It was weird yesterday as I decided to tackle all these photos I had from the parents house.Now we are talking about 20 albums and various boxes ,suitcases and units full.
I had spoke to one of the aunties a few weeks ago and she had said she would take anything I don’t want including Mothers jewellery.
Sure I said thinking how helpful is she but of course there must be a reason she wants the valuables.So now I am not going to give them to her ,I’d rather take them to cash for gold and trade them in myself ! .
Back to the photos …it was quite sad looking through them all and seeing people and times in my lifetime but also family members that I have no idea who they are.They meant something to Mum and Dad but nothing to me.
I have sorted out Dads photos and will text my cousin from his side to let her come up and take what she wants.She is doing that sides family tree which will be interesting to look at .

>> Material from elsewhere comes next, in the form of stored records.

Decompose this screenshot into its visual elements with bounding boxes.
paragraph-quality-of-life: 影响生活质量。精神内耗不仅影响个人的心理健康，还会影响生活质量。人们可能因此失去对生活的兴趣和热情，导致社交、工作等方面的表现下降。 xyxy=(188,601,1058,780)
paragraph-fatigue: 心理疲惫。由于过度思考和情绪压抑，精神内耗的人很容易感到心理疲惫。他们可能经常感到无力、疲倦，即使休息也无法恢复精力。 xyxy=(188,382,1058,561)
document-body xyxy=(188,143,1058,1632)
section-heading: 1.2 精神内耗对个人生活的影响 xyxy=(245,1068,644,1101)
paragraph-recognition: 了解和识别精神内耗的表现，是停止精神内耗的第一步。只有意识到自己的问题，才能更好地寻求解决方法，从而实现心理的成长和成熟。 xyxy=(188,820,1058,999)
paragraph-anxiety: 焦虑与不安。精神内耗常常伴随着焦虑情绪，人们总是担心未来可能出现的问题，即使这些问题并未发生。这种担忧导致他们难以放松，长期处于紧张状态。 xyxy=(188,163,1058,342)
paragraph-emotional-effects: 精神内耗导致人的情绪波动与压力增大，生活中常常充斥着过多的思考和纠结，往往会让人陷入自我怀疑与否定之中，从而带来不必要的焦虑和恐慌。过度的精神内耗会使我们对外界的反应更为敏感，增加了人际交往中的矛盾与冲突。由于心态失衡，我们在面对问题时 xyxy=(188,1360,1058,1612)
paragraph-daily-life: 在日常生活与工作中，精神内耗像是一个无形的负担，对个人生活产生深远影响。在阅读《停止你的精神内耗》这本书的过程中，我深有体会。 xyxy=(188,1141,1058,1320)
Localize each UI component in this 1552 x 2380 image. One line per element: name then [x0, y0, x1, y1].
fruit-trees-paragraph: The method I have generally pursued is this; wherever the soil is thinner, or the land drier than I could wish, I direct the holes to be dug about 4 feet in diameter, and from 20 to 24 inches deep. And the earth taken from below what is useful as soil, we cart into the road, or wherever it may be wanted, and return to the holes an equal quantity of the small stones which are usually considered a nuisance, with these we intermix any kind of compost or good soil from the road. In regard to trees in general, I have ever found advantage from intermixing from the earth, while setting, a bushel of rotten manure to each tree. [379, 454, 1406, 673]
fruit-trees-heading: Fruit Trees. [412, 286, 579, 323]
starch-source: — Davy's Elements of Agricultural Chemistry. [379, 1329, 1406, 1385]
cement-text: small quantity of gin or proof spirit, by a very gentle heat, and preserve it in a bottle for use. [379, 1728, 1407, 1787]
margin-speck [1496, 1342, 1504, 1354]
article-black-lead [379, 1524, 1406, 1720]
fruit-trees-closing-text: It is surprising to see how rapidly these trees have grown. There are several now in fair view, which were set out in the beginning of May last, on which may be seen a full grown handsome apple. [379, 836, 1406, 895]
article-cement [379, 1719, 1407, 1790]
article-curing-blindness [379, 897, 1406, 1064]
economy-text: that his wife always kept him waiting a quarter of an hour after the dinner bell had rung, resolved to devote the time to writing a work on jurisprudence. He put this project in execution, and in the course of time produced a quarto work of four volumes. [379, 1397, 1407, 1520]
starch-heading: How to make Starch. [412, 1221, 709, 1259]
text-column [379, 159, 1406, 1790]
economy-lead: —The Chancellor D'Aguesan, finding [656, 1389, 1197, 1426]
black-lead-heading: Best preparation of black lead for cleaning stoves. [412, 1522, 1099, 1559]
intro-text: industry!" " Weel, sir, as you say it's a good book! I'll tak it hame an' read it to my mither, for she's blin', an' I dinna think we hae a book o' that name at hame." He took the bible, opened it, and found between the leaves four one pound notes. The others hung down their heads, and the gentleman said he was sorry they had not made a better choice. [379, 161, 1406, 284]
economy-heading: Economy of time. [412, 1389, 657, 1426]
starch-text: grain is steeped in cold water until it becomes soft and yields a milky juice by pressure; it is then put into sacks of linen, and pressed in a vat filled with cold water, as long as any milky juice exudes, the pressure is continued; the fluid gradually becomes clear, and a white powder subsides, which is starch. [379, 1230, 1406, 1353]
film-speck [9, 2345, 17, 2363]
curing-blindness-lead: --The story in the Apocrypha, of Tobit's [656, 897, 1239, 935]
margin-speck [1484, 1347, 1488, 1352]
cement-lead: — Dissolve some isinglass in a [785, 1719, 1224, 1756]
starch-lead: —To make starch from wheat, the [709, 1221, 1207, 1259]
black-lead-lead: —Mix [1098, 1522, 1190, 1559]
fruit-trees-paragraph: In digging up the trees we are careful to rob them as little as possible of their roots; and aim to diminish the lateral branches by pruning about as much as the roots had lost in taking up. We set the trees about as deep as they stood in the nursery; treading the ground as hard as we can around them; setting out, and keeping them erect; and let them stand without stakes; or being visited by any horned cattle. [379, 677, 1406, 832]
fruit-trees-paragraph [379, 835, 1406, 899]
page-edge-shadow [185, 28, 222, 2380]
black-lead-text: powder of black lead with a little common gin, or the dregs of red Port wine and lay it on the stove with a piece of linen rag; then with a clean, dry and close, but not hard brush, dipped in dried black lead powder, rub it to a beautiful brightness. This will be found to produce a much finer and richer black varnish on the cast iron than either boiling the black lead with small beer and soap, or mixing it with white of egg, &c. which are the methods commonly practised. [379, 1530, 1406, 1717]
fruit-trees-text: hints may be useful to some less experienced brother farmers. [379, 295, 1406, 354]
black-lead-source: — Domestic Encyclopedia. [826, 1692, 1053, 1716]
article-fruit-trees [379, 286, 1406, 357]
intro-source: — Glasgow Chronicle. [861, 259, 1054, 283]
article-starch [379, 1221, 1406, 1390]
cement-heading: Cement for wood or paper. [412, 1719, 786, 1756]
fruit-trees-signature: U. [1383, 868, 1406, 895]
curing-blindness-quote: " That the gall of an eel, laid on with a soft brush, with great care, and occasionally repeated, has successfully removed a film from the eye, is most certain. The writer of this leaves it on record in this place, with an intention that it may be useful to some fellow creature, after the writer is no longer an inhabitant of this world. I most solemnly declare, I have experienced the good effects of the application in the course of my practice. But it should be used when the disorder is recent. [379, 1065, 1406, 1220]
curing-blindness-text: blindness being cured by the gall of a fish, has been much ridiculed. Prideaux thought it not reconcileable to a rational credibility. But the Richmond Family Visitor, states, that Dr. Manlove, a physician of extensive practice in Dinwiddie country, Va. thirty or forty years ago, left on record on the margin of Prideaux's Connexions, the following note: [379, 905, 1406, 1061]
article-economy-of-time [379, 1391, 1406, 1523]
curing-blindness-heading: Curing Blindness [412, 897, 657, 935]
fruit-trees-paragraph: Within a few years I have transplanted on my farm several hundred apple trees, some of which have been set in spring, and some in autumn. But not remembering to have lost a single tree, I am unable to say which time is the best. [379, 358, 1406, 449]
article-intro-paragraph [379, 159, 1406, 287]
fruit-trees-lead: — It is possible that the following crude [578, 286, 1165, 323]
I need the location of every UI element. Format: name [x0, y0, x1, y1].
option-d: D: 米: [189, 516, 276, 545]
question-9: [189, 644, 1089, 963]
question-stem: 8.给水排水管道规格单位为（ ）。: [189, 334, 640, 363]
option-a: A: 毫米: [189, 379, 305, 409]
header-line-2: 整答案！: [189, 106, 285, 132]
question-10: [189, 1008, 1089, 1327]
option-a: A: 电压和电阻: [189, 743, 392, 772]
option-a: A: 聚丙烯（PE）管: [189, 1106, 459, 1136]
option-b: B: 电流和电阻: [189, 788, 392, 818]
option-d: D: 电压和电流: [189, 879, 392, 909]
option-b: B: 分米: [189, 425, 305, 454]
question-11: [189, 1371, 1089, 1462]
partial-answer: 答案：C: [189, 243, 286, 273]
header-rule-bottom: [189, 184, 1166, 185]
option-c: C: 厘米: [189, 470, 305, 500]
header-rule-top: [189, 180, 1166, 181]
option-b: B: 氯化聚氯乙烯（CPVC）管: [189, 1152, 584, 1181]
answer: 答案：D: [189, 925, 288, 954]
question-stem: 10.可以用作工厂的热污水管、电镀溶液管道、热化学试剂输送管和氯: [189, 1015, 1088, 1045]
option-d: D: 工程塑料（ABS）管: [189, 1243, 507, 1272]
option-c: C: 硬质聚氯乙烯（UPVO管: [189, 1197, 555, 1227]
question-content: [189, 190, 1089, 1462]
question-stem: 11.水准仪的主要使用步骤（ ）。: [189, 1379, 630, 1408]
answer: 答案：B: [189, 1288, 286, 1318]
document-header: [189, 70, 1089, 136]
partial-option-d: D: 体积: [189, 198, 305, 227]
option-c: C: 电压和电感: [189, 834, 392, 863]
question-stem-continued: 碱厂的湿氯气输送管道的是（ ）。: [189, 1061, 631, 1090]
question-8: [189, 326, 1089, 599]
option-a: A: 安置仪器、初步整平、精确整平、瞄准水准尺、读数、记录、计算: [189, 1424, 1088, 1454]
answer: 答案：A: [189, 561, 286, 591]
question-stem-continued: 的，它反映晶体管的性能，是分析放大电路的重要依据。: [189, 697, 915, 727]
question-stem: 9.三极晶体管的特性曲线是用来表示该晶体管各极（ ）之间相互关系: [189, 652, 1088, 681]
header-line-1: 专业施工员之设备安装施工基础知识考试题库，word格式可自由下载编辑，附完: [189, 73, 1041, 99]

Mums photos I have saved family I don’t know and will send to auntie.Bet she quickly contacts me to ask where the Jewellery and medals and silver boxes are .
Mum was one of four girls and this one auntie I have been close to all my life.I wished she was my Mum but not now.She has shown her true colours and has broke my heart.
It started the other week when my cousin was found unconscious in her flat and although she was rushed to hospital she never survived.This was two days after Dad died.Even in my own grief I told auntie I would help ,whatever she needed I would do .But she locked me out of helping and said she was letting the state deal with cousins affairs and arranging her funeral.
I think that’s strange as why wouldn’t you deal with your own child’s affairs and want to arrange her funeral ?
I know with Dads I was involved with every step and I know if it was my own child I would also be involved every step.
So why has auntie just dismissed her grown up child as if she was nothing and why can’t we know when her funeral is so we can attend ?
I did ask auntie but just got ‘ oh you know she didn’t like fuss and wouldn’t want to put people out ‘ …. well sorry that’s bull crap ! No one likes funerals but it’s a part of life and respect for the loved one.So I am left confused and hurt by the one person that I thought for all these years was amongst things ,honest with me but she is lying to me now just like the others.
As far as I know cousin has been cremated and the wake has gone … auntie slipped up and mentioned a snipppet before correcting herself .. and I am none the wiser of where and when.
I can’t play these games ,I don’t know the rules and the moves.I just know that if you love someone you don’t lie to them.